In My Previous Article titled Clubbing of Income and related provisions- Part I I have discussed the meaning of Clubbing, When it is applicable, and some of the provisions related to Clubbing. In this article I have further covered the remaining provisions :-
Analysis of ‘Revocable’ transfer of asset
As per the provisions of Section 61, Income arising from the irrevocable transfer of assets shall not be clubbed in the hands of transferor , where irrevocable transfer of assets are the assets transferred to any person not revocable during the life time of the transferee.
Literal meaning of above states that , if asset is revocable after the life time of the transferee , in such case provisions of Section 61 shall not be attracted, i.e., re-transfer after the life time shall not be termed as revocable transfer of assets at the first place.
For Instance: If an individual makes revocable transfer of assets in present to a senior person and make arrangements to receive such asset by way of will or inheritance in the future, in such case ,
– income from the transferred asset shall be taxed in the hands of transferee
– and, asset received by way of will or inheritance shall be exempt u/s 56(2)(vii) to attract tax provisions under Income from Other Sources.
Transfer to Spouse, Sec 64(1)(iv) v/s Revocable transfer of asset, Sec 61
Case Study : Where an asset has been transferred to spouse as an irrevocable transfer i.e. not revocable during the lifetime, whether income from such transferred asset shall be clubbed in the hands of transferor or not ?
Although Sec 61 states that income from irrevocable transfer of asset shall not be clubbed in the hands of transferor , in case above Sec 64(1)(iv) shall prevail over Sec 61 . Even if irrevocable transfer of asset has been made to the spouse , the consideration taken shall be the criteria as per Sec 64(1)(iv) ( It has been assumed that , there is no adequate consideration).

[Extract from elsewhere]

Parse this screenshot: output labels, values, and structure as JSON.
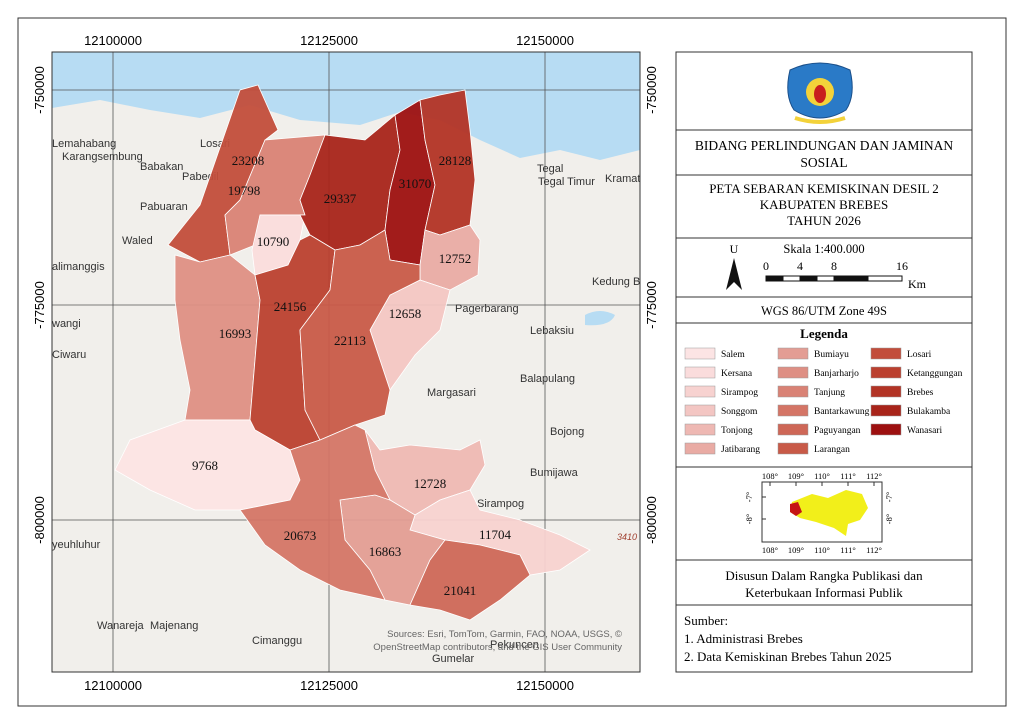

Therefore, income from such irrevocable transfer to the spouse shall be clubbed in the hands of transferor in above case.
1. If the transferee sells the transferred assets, then Capital Gains (as the case may be) shall also be clubbed with the income of the transferor.
2. In case transferee has converted the transferred assets to some other form , clubbing shall be done in the same manner , where conversion in any other form can be in various forms including:
– selling & repurchase of any asset
– exchange of the assets.
Also, if there arise differences in the value of replaced or converted asset , provisions of Capital Gains shall be attracted accordingly (as the case may be).
3. In any case , if losses has been occured due to conversion or sale of the transferred asset, such loss shall also be clubbed (Also , direct losses from the asset are also to be clubbed ). This provision gives a fair deal on the part of transferor. Law is acting in fair and justifiable manner in case of both profits and losses.
4. There is no provision contained in the law regarding clubbing of income out of invested income of the asset.
In simple words, Income arising out of income earned on transferred assets shall not be clubbed.
If any individual is planning to further invest its earned income on any asset, he should transfer such asset without adequate consideration to a person with lower or Nil tax bracket.
In such case, although direct income earned from the transferred asset shall be clubbed with the transfereor , but the further income earned could be saved from higher tax rates since such income shall be taxed in the hands of transferee with lower or Nil tax bracket.
Relationship analysis under Section 64(1)(iv):
Under Section 64(1)(iv), Income from asset transferred by one spouse to another without adequate consideration shall be clubbed in the hands of transferor.
For Instance: If transferor transfers asset just few days before the marriage, income from such asset shall not be clubbed. Since the relationship as on the date of transfer is important.
Provided , such transfer shall be upto Rs.50,000 keeping in view the provisions of Section 56(2)(vii) with respect to gifts. Because a gift before marriage is not a gift to wife.
For Instance: If an individual wants to transfer his property to son’s wife in future. He should transfer such property to son’s wife as a gift on the occasion of the marriage of his son.
On the occasion of marriage, gifts can be received anytime near the date of marriage , there is no mandatory requirement of receiving gifts on or after the marriage.
In such case, forthcoming possible clubbing provisions under Section 64(1)(vi) shall not apply since there was no relationship with son’s wife as on the date of transfer and also transfer shall be treated as a gift not to be taxed ,because of gifts has been received on the occasion of the marriage.
Analysis of technical qualification of spouse under Section 64(1)(ii):
Under Section 64(1)(ii) , if spouse of an individual is receiving salary from a concern in which such individual has substantial interest, such salary income shall not be clubbed in the hands of transferor if spouse possesses technical or professional qualification.
Note: In a case, if wife of an individual is a housewife and possess even a basic qualification, such basic qualification can also be termed as technical or professional qualification and salary received by spouse from a concern in which individual has substantial interest , shall not be clubbed in the hands of transferor.
Even basic qualification of a housewife can be used to avoid tax provisions.
Note: In all above cases , Assessing Officer may require assessee or transferor to prove the source of such assets and gifts.